CEPEDA DOESN'T DENY THAT HE WAS a sinful man before responding to God's call, going from playboy to priest. Born into a wealthy Catholic family, which had a special devotion to the Virgin of Guadalupe, Cepeda grew up playing golf with his father on Sundays, after first attending the 8 a.m. Mass. His father once cut off the young dandy's allowance when he found his 14-year-old son drunk and having sex with a woman.
At age 21, and not yet out of college, Cepeda and his friend Carlos Slim founded Imbursa, now Mexico's top financial and international conglomerate, which over time has made Slim one of the wealthiest men in the world. But Cepeda had wanderlust and tried his hand at bullfighting and at singing in a bolero music trio before becoming a lawyer at 23.
In Cepeda's version of the Cepeda legend, he was in his late 20s and well on his way to becoming one of his country's richest men when his car crashed on a desolate stretch in the southern state of Tabasco. "I was really in bad shape," said Cepeda, until a group of indigenous natives -- like Juan Diego -- nurtured his wounds. "They showed me how to help one another, love and to share," recalled Cepeda. "That's why I became a priest."
Shortly after his ordination, Cepeda quickly became, at age 35, the right-hand man of the legendary Sergio Mendez Arceo, possibly the most socially progressive bishop of his time, who once said that being anti-communist was to be anti-Christian. "I was known as a tough guy," recalled Cepeda. "If there was a problem in the diocese, they would send me, and the problem would end."

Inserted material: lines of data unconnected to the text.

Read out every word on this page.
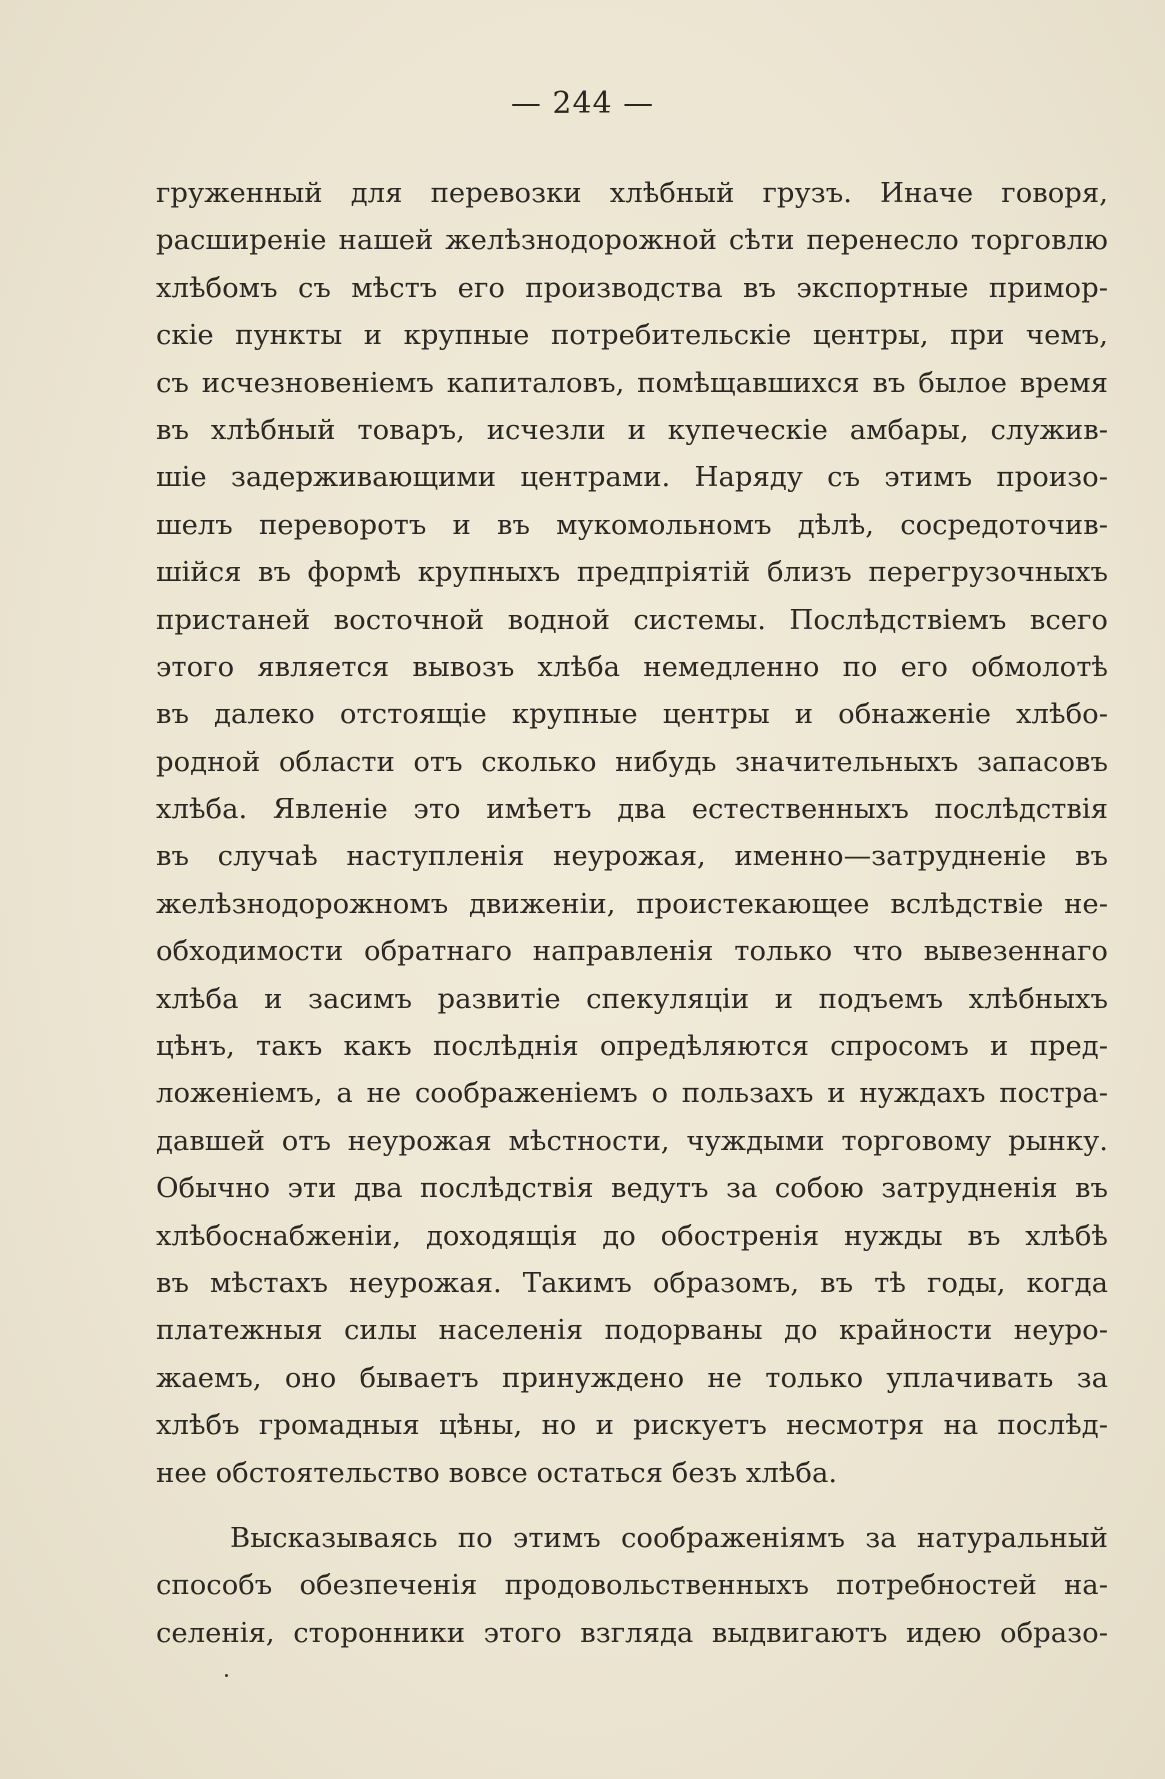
— 244 —
груженный для перевозки хлѣбный грузъ. Иначе говоря,
расширеніе нашей желѣзнодорожной сѣти перенесло торговлю
хлѣбомъ съ мѣстъ его производства въ экспортные примор-
скіе пункты и крупные потребительскіе центры, при чемъ,
съ исчезновеніемъ капиталовъ, помѣщавшихся въ былое время
въ хлѣбный товаръ, исчезли и купеческіе амбары, служив-
шіе задерживающими центрами. Наряду съ этимъ произо-
шелъ переворотъ и въ мукомольномъ дѣлѣ, сосредоточив-
шійся въ формѣ крупныхъ предпріятій близъ перегрузочныхъ
пристаней восточной водной системы. Послѣдствіемъ всего
этого является вывозъ хлѣба немедленно по его обмолотѣ
въ далеко отстоящіе крупные центры и обнаженіе хлѣбо-
родной области отъ сколько нибудь значительныхъ запасовъ
хлѣба. Явленіе это имѣетъ два естественныхъ послѣдствія
въ случаѣ наступленія неурожая, именно—затрудненіе въ
желѣзнодорожномъ движеніи, проистекающее вслѣдствіе не-
обходимости обратнаго направленія только что вывезеннаго
хлѣба и засимъ развитіе спекуляціи и подъемъ хлѣбныхъ
цѣнъ, такъ какъ послѣднія опредѣляются спросомъ и пред-
ложеніемъ, а не соображеніемъ о пользахъ и нуждахъ постра-
давшей отъ неурожая мѣстности, чуждыми торговому рынку.
Обычно эти два послѣдствія ведутъ за собою затрудненія въ
хлѣбоснабженіи, доходящія до обостренія нужды въ хлѣбѣ
въ мѣстахъ неурожая. Такимъ образомъ, въ тѣ годы, когда
платежныя силы населенія подорваны до крайности неуро-
жаемъ, оно бываетъ принуждено не только уплачивать за
хлѣбъ громадныя цѣны, но и рискуетъ несмотря на послѣд-
нее обстоятельство вовсе остаться безъ хлѣба.
Высказываясь по этимъ соображеніямъ за натуральный
способъ обезпеченія продовольственныхъ потребностей на-
селенія, сторонники этого взгляда выдвигаютъ идею образо-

Like Arceo and most priests in the diocese of Cuernavaca, Cepeda was an adherent of liberation theology, a progressive movement that advocated for the poor. Rome was not especially supportive, on the grounds that liberation theology placed too much emphasis on political and material matters, while not paying enough attention to spiritual ones.
In the mid-1970s, Cepeda suffered a series of setbacks. Physically, he was stricken by a lung tumor, and in the same period, for reasons that have never been made public, the church disciplined him, transferring him to one of the loneliest parishes in Cuernavaca. There, a middle-aged parish helper, a woman who taught catechism, won Cepeda over to the charismatic movement, which emphasizes a Pentecostal style of worship. The carismáticos, as they are called in Spanish, believe in the supernatural gifts of the Holy Spirit, which include speaking in tongues, miracle healing, quasi exorcisms and divination.
Cepeda turned his parish into a haven for Spirit-filled, hand-clapping joy-junkie carismáticos. According to Cepeda, during his first healing Mass the blind saw, people walked out of their wheelchairs, and those stricken by cancer were cured.
"I will never forget that Mass," said Cepeda.
His critics scoff at this account, but Cepeda became a star of the charismatic renewal, the biggest Catholic lay movement of the 20th century. By the mid-1980s, Cepeda headed the carismáticosin Mexico. For a time, he also commuted regularly to the U.S., to host a Los Angelesbased national weekly television show called Luz de Jesus (Light of Jesus).
The church's activist progressives received a hard blow in the late 1980s when the pope abolished liberation theology, declaring that in its drive to help the poor, the movement had lost its soul by dabbling with politics. Cepeda and his charismatics took advantage of the spiritual vacuum to grow their own movement. Cepeda's critics accuse him of actively undermining liberation theology at home and abroad to advance his own career.
In 1995, Cepeda was ordained the bishop of Ecatepec, a geographically compact region, but still the world's fourth most populated diocese, with 4 million residents. The challenge to govern the diocese -- one of Mexico's poorest urban areas -- is a daunting task, even for Cepeda, who has only about 100 priests. But he does have a few good rich friends. And four years after Cepeda became a bishop, President Ernesto Zedillo became the first Mexican president in 70 years to attend the opening ceremony of a church, when Cepeda opened Ecatepec's palatial cathedral -- built mostly with money from Cepeda's deep-pocketed friends, such as Carlos Slim.